Every classroom I entered today had either their TV or their SMART Board tuned into the news, watching this historical event.
In 7/8 period Global, we sat down and began writing the thematic essays for our mid-term examination. I finished mine, and sat twiddling my thumbs (well, I read) until my teacher, Mr. Leous decided it was finally time to turn on his TV. “You can put your essays away now,” he said.
We watched. And watched. And watched. I mouthed the Lord’s prayer along with the man who recited it, and then Aretha Franklin got up and sang her heart out. The bell rang just as she started singing, so my friend and I hustled to the Chorus Room, and turned on the TV. We stood around the piano until Mr. Lerew entered the room, switched the channel to a station without any static and told us we could watch it for the whole period as long as he could have five minutes at the end.
Biden became Vice President (when they said “would everyone please rise,” we rose and when Mr. Lerew came along and motioned for us to sit down, we simply told him that they told us to stand), and then came the short performance with the lovely violin and Yo Yo Ma on cello. My jaw dropped, and at 12:01 it was announced that though Obama had not been sworn in yet, he was now our new president.
His speech was beautiful. I hung onto his every word and was thanking God that it wasn’t Hilary I was listening to at that moment. The way he talks makes me believe that he is an extremely smart man – there were and are never any stutters or silences. I had tears in my eyes as he spoke, and was so relieved that he is our president. I feel so much better about our country now that he is in charge.

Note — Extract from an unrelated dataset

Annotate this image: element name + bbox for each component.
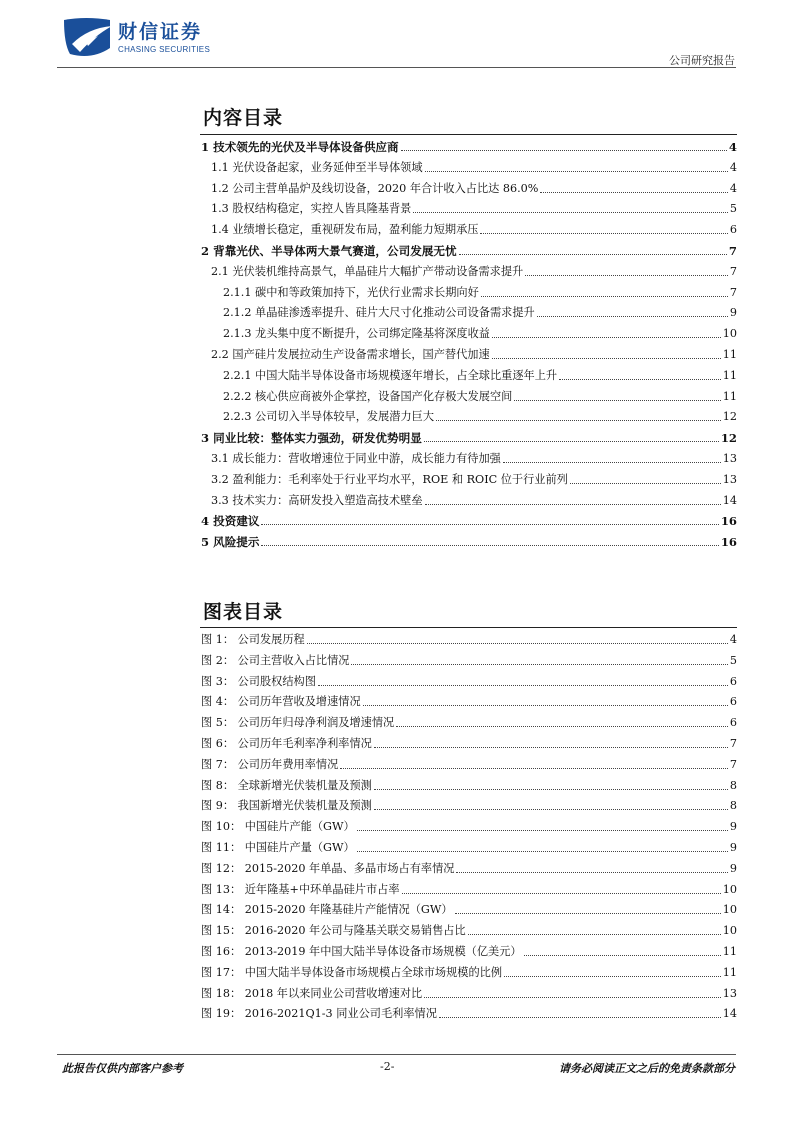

I will never forget that historical moment for as long as I live. I sat in a choir room filled with friends and watched the TV with such interest as the subtitles (which we attempted to take away, but to no avail) echoed everything he said. When I am older and my kids are learning about this moment from their history textbooks, I can smile and tell them that I witnessed it as it happened. I will always remember what happened today.